Para os aristocratas da ciência, muito disso sugere que as guilhotinas estão próximas. Mas a história não termina aí. O que também conta é o nível do sucesso dos países em utilizar o conhecimento que geram. Um jeito de analisar isso é contar quantas patentes um país produz. Isso pode ser traiçoeiro. Um relatório recente da Thomson Reuters, uma firma de informação que também serve de fonte para muitos dados da Unesco sobre publicações científicas, sugere que as patentes chinesas cresceram 26% entre 2003 e 2009 – muito mais rápido que em qualquer outro lugar. Por esta medida, a China irá se tornar a maior registradora de patentes em 2011. Há um obstáculo, contudo. Burocratas em escritórios de patente chineses pagam mais por artigos que “aprovam”. Como resultado, há uma montanha de patentes chinesas de qualidade dúbia.
A última tentativa da Unesco de observar patentes se focou nos escritórios nos Estados Unidos, Europa e Japão, uma vez que são considerados de “alta qualidade”. Nesses escritórios de patentes, os Estados Unidos dominaram, com 41,8% das patentes mundiais em 2006, uma parcela que só caiu levemente em relação aos quatro anos anteriores. O Japão teve 27,9%, a União Europeia 26,4%, a Coreia do Sul teve 2,2% e a China 0,5%.
As perspectivas para o investimento em P&D pelas empresas parecem promissoras na maioria das nações emergentes, contudo. Entre 2002 e 2007, o investimento em negócios como parte do GDP cresceu rapidamente na China, na Índia, em Singapura e Coreia do Sul (ainda que o aumento na Índia seja em relação a uma base baixa). Mas ao menos um aristocrata está contra-atacando, uma vez que o investimento cresceu rapidamente no Japão.

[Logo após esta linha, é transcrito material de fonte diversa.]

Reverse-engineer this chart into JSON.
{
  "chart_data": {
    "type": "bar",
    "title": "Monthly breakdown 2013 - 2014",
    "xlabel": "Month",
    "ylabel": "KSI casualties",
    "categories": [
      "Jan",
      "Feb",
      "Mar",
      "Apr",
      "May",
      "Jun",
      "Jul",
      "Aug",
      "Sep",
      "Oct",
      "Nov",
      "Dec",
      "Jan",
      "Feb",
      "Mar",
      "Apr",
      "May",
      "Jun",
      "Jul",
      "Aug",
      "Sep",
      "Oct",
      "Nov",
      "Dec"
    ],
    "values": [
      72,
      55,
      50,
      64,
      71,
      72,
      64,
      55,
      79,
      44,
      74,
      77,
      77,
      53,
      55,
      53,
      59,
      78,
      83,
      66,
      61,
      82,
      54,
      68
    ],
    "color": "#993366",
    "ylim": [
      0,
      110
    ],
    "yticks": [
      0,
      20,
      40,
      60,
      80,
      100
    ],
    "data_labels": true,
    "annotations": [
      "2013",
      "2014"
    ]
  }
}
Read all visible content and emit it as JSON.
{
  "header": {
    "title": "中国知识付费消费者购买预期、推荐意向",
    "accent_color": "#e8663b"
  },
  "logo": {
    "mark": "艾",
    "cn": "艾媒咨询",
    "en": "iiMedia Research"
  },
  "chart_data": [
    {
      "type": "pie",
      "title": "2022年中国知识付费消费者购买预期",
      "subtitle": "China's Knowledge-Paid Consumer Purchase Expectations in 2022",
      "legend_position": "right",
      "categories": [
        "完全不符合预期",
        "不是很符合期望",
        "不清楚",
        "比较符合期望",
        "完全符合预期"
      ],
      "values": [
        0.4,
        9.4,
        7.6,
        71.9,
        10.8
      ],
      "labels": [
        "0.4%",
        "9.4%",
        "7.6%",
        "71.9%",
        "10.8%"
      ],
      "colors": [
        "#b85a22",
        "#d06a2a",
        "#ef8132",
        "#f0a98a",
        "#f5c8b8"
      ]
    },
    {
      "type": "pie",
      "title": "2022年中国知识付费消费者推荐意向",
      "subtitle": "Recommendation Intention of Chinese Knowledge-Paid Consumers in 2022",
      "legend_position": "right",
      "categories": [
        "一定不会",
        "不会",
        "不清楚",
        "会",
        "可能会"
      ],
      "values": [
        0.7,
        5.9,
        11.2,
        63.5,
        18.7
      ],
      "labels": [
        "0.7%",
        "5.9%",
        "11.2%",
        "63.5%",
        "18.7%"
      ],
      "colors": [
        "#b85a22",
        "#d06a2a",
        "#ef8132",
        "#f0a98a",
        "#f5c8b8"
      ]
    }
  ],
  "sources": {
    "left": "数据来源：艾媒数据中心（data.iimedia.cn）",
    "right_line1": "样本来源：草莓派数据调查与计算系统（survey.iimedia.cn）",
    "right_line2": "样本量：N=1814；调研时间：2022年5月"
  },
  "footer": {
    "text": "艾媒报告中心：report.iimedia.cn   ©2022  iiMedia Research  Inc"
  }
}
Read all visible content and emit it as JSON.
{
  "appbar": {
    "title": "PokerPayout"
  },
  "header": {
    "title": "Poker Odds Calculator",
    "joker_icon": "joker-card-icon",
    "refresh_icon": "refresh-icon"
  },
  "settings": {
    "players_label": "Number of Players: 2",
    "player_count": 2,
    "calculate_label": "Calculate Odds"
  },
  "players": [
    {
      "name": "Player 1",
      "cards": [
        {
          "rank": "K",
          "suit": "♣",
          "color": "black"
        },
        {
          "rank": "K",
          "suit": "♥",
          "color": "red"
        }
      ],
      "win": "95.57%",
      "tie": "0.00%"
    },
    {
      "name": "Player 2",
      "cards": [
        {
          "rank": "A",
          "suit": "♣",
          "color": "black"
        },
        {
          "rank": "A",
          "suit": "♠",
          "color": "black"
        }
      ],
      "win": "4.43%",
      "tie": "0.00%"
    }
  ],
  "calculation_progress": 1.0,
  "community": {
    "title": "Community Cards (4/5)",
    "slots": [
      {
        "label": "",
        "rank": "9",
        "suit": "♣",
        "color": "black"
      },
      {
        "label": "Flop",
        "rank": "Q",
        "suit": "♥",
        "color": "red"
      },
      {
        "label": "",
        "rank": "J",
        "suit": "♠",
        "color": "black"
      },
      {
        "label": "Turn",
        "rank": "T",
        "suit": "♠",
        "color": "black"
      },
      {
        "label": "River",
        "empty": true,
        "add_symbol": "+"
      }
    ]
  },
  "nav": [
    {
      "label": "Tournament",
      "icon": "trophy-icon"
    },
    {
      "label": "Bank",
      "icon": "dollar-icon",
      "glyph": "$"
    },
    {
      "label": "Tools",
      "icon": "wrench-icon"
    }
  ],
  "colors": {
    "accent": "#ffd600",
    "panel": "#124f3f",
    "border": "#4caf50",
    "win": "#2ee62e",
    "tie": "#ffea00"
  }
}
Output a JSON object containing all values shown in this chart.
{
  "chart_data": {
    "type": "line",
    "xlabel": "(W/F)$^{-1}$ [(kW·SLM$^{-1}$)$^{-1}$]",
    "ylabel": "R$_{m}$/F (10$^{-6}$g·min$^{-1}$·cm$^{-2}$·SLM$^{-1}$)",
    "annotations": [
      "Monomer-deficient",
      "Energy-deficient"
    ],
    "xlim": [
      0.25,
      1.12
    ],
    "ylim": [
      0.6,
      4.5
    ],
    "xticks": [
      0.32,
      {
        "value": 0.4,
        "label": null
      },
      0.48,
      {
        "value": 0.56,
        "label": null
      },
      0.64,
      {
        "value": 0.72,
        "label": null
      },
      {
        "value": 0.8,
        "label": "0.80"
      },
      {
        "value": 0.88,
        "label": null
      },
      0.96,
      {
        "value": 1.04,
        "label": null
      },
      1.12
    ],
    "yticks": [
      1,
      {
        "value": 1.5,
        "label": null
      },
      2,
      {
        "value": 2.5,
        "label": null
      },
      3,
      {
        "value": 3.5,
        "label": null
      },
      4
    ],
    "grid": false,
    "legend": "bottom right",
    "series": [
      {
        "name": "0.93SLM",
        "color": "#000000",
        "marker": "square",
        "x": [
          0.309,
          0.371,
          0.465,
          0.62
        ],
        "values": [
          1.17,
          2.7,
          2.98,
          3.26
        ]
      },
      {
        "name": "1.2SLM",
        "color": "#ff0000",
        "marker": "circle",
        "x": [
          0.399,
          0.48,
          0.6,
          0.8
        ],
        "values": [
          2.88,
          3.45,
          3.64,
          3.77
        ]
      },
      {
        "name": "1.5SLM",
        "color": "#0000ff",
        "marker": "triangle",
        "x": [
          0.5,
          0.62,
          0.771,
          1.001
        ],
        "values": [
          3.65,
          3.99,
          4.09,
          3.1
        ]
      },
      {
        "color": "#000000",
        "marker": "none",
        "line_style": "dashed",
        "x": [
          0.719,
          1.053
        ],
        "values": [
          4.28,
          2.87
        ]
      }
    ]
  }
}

Embora muito disto pareça motivo de preocupação para o velho regime, há um outro padrão que merece ser observado: o da crescente colaboração internacional. Graças às viagens baratas e a ascensão da internet, cientistas estão achando mais fácil que nunca trabalhar juntos. De acordo com Sir Chris Llewellyn-Smith, presidente do grupo responsável por outro relatório sobre a ciência mundial (a ser publicado no início do ano que vem pela Royal Society, a mais antiga instituição científica), mais de 35% dos artigos em publicações de liderança são produtos de colaboração internacional, em relação aos 25% de 15 anos atrás – algo que tanto o antigo quanto o novo regime podem celebrar.